A few weeks ago we went to the local farmer's market and I was looking in particular for more honey varieties. I picked up these three:
I was particularly tickled to discover that the supermarket close to my new apartment actually stocks local and monofloral honeys. I haven't seen my favorite starthistle honey there yet but they do have buckwheat, tupelo, orange blossom, a few of specific blends from local farms, and several varieties I haven't tried yet- sage and alfalfa in particular. But my daughter begged me to get a jar with actual honeycomb in it (not pictured) so I haven't bought any other monofloral flavors yet. At six to eight dollars a jar it's something I feel is a splurge, and with four "special honey" jars in the cupboard right now it might be several weeks before I bring more home.
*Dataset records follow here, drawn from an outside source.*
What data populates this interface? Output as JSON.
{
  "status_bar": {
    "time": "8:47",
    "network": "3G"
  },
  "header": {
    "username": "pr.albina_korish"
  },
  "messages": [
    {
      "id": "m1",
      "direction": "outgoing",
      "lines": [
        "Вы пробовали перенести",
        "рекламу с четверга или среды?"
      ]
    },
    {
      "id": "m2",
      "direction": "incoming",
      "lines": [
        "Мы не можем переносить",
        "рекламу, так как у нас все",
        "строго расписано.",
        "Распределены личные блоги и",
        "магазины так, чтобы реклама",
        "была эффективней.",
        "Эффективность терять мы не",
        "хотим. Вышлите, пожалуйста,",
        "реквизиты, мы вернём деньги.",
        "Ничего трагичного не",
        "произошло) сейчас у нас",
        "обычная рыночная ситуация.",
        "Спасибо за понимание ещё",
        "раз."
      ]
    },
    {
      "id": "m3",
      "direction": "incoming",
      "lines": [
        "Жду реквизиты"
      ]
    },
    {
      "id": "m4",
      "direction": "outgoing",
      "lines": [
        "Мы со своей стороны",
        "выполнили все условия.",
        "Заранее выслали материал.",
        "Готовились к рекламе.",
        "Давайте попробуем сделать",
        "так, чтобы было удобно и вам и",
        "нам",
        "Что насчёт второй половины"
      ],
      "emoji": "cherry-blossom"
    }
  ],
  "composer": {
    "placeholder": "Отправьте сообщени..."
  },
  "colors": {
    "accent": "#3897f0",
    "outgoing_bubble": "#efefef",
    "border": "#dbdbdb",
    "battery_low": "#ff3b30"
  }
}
I must start trying to use them in my cooking. Thinking about getting the honey book from the library again to read her list of recommended food pairings and try some new things in the kitchen...
As an amusing aside, my daughter was speculating the other day about keeping chickens on our balcony. When I explained why that isn't practical she suddenly got the idea of keeping a beehive there and getting our own honey from it. It's a fantastic idea with two major problems: I don't know if the management would allow it, or the neighbors appreciate it (if they even noticed) and I recall from reading a book how heavy and noisy a honey-extractor can be - I think it was Farm City. Plus not sure if I'd be brave enough to handle bees, even though I've dreamed about it for a few years now. So I don't think I'm really going to put a beehive on my balcony, but I was pleased that my daughter looks at my little gardening operation here and tries to think of other ways we can produce our own food even though we're in an apartment.